La colère généralisée démontre bien que la crise de confiance à l’endroit des élites n'est pas négligeable. Jadis, quand nous respections un peu plus ceux qui occupaient des fonctions impliquant de grosses responsabilités, nous ne offusquions pas particulièrement que nos dirigeants ne vivent pas en colocation dans des 2 ½ miteux. Aujourd’hui, c’est autre chose. Et nos « élites » ont couru après.

Hier, en entrevue, Michaëlle Jean estimait qu’elle ne devrait pas avoir à parler de « plomberie », avant de s’embarquer sur la nécessité de ces travaux, une ligne pour le moins contradictoire. Ce n’est pas la première gestion de crise ratée pour Michaëlle Jean. Pour une ancienne journaliste, ce n’est pas fort du tout.
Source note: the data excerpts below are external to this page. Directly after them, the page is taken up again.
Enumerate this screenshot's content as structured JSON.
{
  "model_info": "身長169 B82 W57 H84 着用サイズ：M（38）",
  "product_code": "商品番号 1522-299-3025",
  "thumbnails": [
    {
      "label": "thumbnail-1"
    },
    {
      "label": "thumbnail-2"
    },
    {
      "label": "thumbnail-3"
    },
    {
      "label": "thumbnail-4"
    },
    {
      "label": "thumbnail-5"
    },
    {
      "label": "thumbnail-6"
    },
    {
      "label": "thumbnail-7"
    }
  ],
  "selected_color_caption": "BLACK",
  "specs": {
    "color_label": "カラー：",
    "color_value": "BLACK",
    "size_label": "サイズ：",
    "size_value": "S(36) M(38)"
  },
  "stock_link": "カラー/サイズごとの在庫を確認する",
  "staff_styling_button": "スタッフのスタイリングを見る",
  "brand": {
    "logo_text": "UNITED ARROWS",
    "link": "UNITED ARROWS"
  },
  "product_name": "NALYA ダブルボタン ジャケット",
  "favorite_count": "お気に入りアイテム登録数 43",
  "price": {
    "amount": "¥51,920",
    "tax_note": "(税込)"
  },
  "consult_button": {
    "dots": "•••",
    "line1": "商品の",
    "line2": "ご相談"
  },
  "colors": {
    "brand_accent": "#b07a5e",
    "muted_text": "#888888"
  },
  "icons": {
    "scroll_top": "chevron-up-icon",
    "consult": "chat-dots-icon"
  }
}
En 2005, alors qu’elle venait d’être nommée gouverneur générale du Canada, on avait rapidement découvert qu’elle et son mari Jean-Daniel Lafond avaient autrefois fricoté avec des militants du FLQ et appuyé ouvertement l’indépendance du Québec. Notons au passage que ledit Lafond avait même réalisé un film défendant la thèse à l’effet que l'assassinat de Pierre Laporte était un complot de la GRC. Plutôt que de simplement admettre leurs convictions passées et d’affirmer qu’ils ont changé d’idée, Jean et Lafond ont plutôt prétendu n’avoir jamais été indépendantistes, mentant ainsi de manière grossière. C’est dans ce contexte controversé que Michaëlle Jean a prononcé une étrange et excentrique allocution devant le gratin du monde politique et médiatique, dans le cadre du souper de la Tribune de la presse. Elle n’avait, apparemment, pas bu que de l’eau. « Ce soir je fais une folle de moi », disait-elle. Là-dessus, mission accomplie.
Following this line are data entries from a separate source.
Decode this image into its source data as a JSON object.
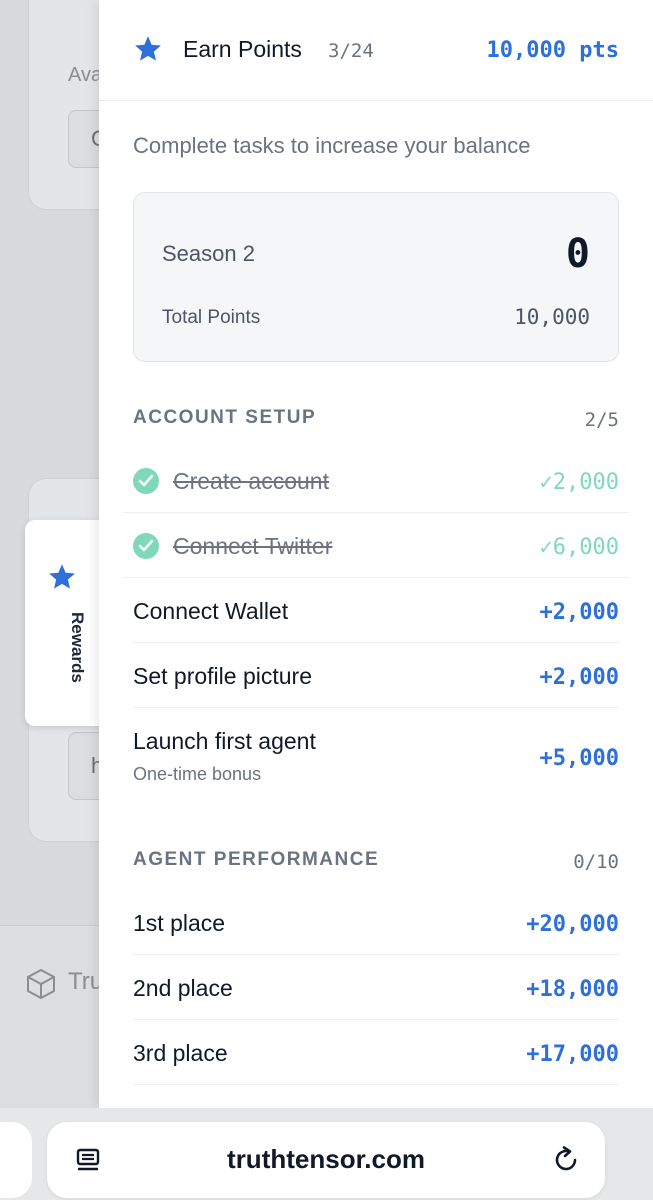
{
  "background": {
    "label_partial": "Ava",
    "input_partial": "C",
    "input2_partial": "h",
    "footer_partial": "Tru"
  },
  "rewards_tab": {
    "label": "Rewards",
    "icon": "star-icon"
  },
  "header": {
    "icon": "star-icon",
    "title": "Earn Points",
    "progress": "3/24",
    "points": "10,000 pts"
  },
  "subtitle": "Complete tasks to increase your balance",
  "season": {
    "name": "Season 2",
    "value": "0",
    "total_label": "Total Points",
    "total_value": "10,000"
  },
  "account_setup": {
    "title": "ACCOUNT SETUP",
    "count": "2/5",
    "tasks": [
      {
        "label": "Create account",
        "points": "✓2,000",
        "done": true
      },
      {
        "label": "Connect Twitter",
        "points": "✓6,000",
        "done": true
      },
      {
        "label": "Connect Wallet",
        "points": "+2,000",
        "done": false
      },
      {
        "label": "Set profile picture",
        "points": "+2,000",
        "done": false
      },
      {
        "label": "Launch first agent",
        "sub": "One-time bonus",
        "points": "+5,000",
        "done": false
      }
    ]
  },
  "agent_performance": {
    "title": "AGENT PERFORMANCE",
    "count": "0/10",
    "tasks": [
      {
        "label": "1st place",
        "points": "+20,000"
      },
      {
        "label": "2nd place",
        "points": "+18,000"
      },
      {
        "label": "3rd place",
        "points": "+17,000"
      }
    ]
  },
  "browser": {
    "url": "truthtensor.com",
    "reader_icon": "reader-mode-icon",
    "reload_icon": "reload-icon"
  },
  "colors": {
    "accent": "#2f6fd8",
    "done": "#7fd9b8",
    "text": "#111827",
    "muted": "#6b7280"
  }
}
Pour revenir aux événements de cette semaine, à chaque fois que ce type d’incident survient, c’est l’institution qui est pointée du doigt. Les mêmes voix s’élèvent toujours pour clamer leur inutilité. « La Francophonie, ça sert à quoi ? », pouvait-on entendre, hier, sur certaines ondes. Pour ces gens, la réponse est toujours la même. Il y a une mauvaise gestion financière à la SAQ ? Il faut l’abolir. À Hydro-Québec ? Il faut privatiser. Et ainsi de suite.

Michaëlle Jean a hier déclaré qu’elle n’était pas une princesse. Effectivement, elle se comporte plutôt comme un valet, mais un valet à l’égocentrisme impressionnant. Le plus important serait qu’elle défende l’importance de sa fonction et de son organisation, l’OIF, au moment où ça compte. Mais elle préfère tout ramener à sa personne.

Et on se questionne ensuite sur ce cynisme ambiant...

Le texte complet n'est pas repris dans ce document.